After years of mounting frustration from the public, Congress is finally taking aim at one of its most controversial practices: stock trading by lawmakers and their families. In a rare show of bipartisan unity, legislators are now debating a bill that would bar members of Congress and their immediate relatives from buying and selling individual stocks—a move aimed at curbing conflicts of interest and restoring faith in the political system.
The most prominent proposal, H.R. 1908 — the End Congressional Stock Trading Act — was introduced in March 2025 by Representative Tim Burchett of Tennessee. This legislation would prohibit lawmakers from trading individual stocks while in office and would require them to place their investment portfolios into blind trusts or broadly diversified funds. The aim is to prevent members from accessing or acting upon nonpublic information obtained through their official duties.

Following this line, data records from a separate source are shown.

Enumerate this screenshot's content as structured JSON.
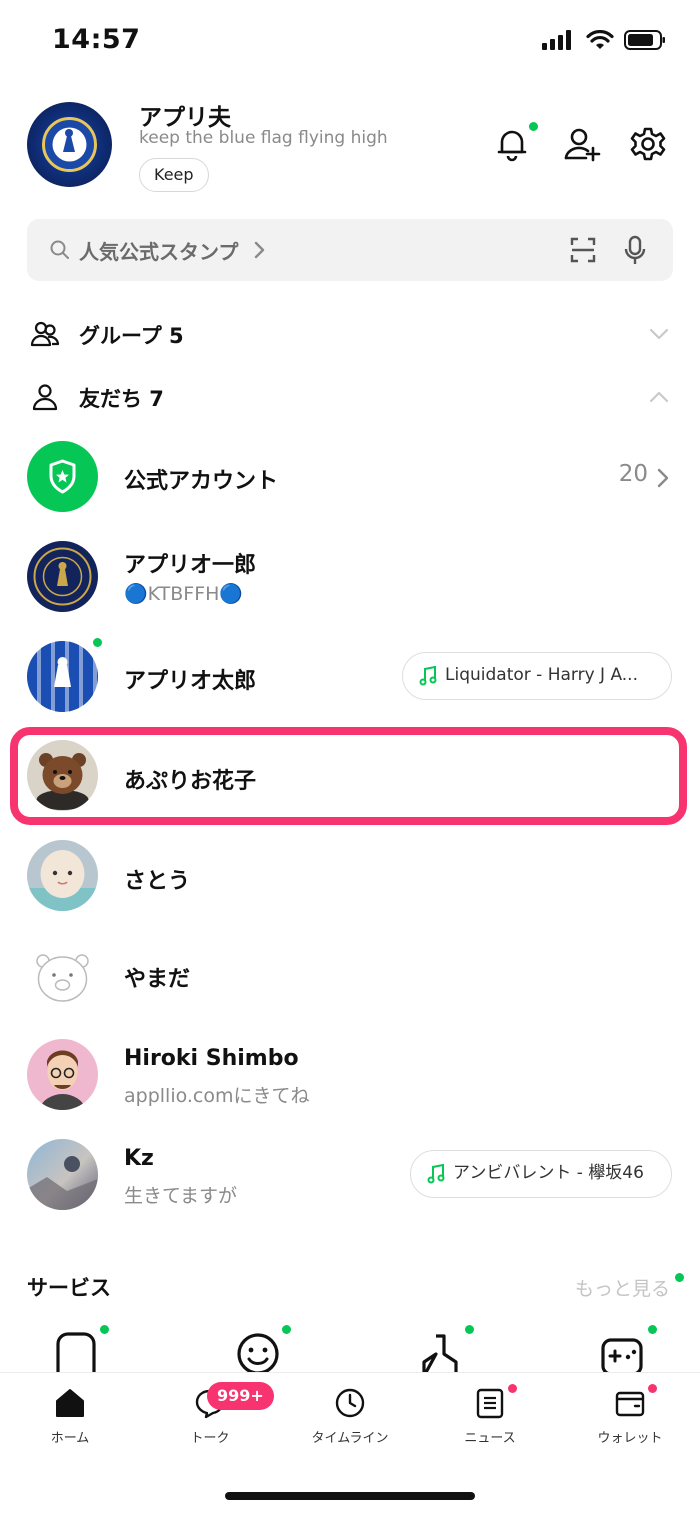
{
  "status_bar": {
    "time": "14:57"
  },
  "profile": {
    "name": "アプリ夫",
    "status_message": "keep the blue flag flying high",
    "keep_label": "Keep"
  },
  "search": {
    "placeholder": "人気公式スタンプ"
  },
  "sections": {
    "groups": "グループ 5",
    "friends": "友だち 7"
  },
  "official": {
    "label": "公式アカウント",
    "count": "20"
  },
  "friends": [
    {
      "name": "アプリオ一郎",
      "sub": "🔵KTBFFH🔵"
    },
    {
      "name": "アプリオ太郎",
      "music": "Liquidator - Harry J A..."
    },
    {
      "name": "あぷりお花子"
    },
    {
      "name": "さとう"
    },
    {
      "name": "やまだ"
    },
    {
      "name": "Hiroki Shimbo",
      "sub": "appllio.comにきてね"
    },
    {
      "name": "Kz",
      "sub": "生きてますが",
      "music": "アンビバレント - 欅坂46"
    }
  ],
  "services": {
    "title": "サービス",
    "more": "もっと見る"
  },
  "tabs": [
    {
      "label": "ホーム"
    },
    {
      "label": "トーク",
      "badge": "999+"
    },
    {
      "label": "タイムライン"
    },
    {
      "label": "ニュース"
    },
    {
      "label": "ウォレット"
    }
  ],
  "colors": {
    "accent_green": "#06c755",
    "highlight": "#f7346f",
    "badge": "#f7346f"
  }
}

While similar bills have been proposed over the years, the recent spike in suspicious trading activity—particularly during major economic policy shifts—has reinvigorated efforts to pass meaningful reform. During a volatile week in April 2025, coinciding with the announcement of new international tariffs dubbed “Liberation Day,” over a dozen lawmakers and their families reportedly executed more than 700 trades. This raised serious questions about potential conflicts of interest and whether members were profiting from information not available to the public.
Although the STOCK Act of 2012 was intended to address insider trading among public officials, its enforcement mechanisms have proven insufficient. The law mandates that lawmakers report trades over $1,000 within 30 to 45 days, but fines for late filings are minimal—typically around $200. In over a decade since its passage, no member of Congress has been prosecuted under the law, despite frequent violations.
Public support for stricter rules remains overwhelming. Recent surveys indicate that between 72% and 86% of Americans support banning lawmakers and their families from trading individual stocks. Voters across the political spectrum believe that allowing such financial activity undermines the integrity of public service and erodes trust in democratic institutions.
Several new legislative proposals are now gaining momentum. Alongside H.R. 1908, Representative Dave Min of California has introduced a bill focused on banning trades and increasing financial transparency. A separate bipartisan initiative—informally known as the “PELOSI Act” or “Trust in Congress Act”—is being championed by Representatives Seth Magaziner, Alexandria Ocasio-Cortez, Brian Fitzpatrick, and Chip Roy. These efforts are now under active discussion in both chambers, with key endorsements from House Speaker Mike Johnson and House Minority Leader Hakeem Jeffries.
Despite growing bipartisan support, some lawmakers remain hesitant. Senate Minority Leader John Thune and others have expressed concern about the potential breadth of the bans and whether existing regulations might be sufficient. Internal caucus negotiations and pressure from financial interests continue to delay a full vote.
Even with leadership support and favorable polling, the legislative path remains uncertain. Advocates argue that banning stock trading would remove incentives for self-enrichment and help restore faith in the democratic process. Critics counter that members should be trusted to follow ethical rules already in place and that banning trades may discourage qualified candidates from seeking office.
As of early July 2025, no bill has reached the floor for a vote. Negotiations are ongoing, with lawmakers attempting to balance demands for reform with political realities. If successful, these reforms would represent the most significant ethics overhaul since the passage of the STOCK Act over a decade ago.
The outcome will likely depend on continued public scrutiny and whether Congress can overcome its longstanding inertia when it comes to regulating its own behavior. Until then, the issue remains one of the most closely watched developments in Washington, as voters and watchdogs alike call for meaningful change in how lawmakers manage their financial interests while serving the public.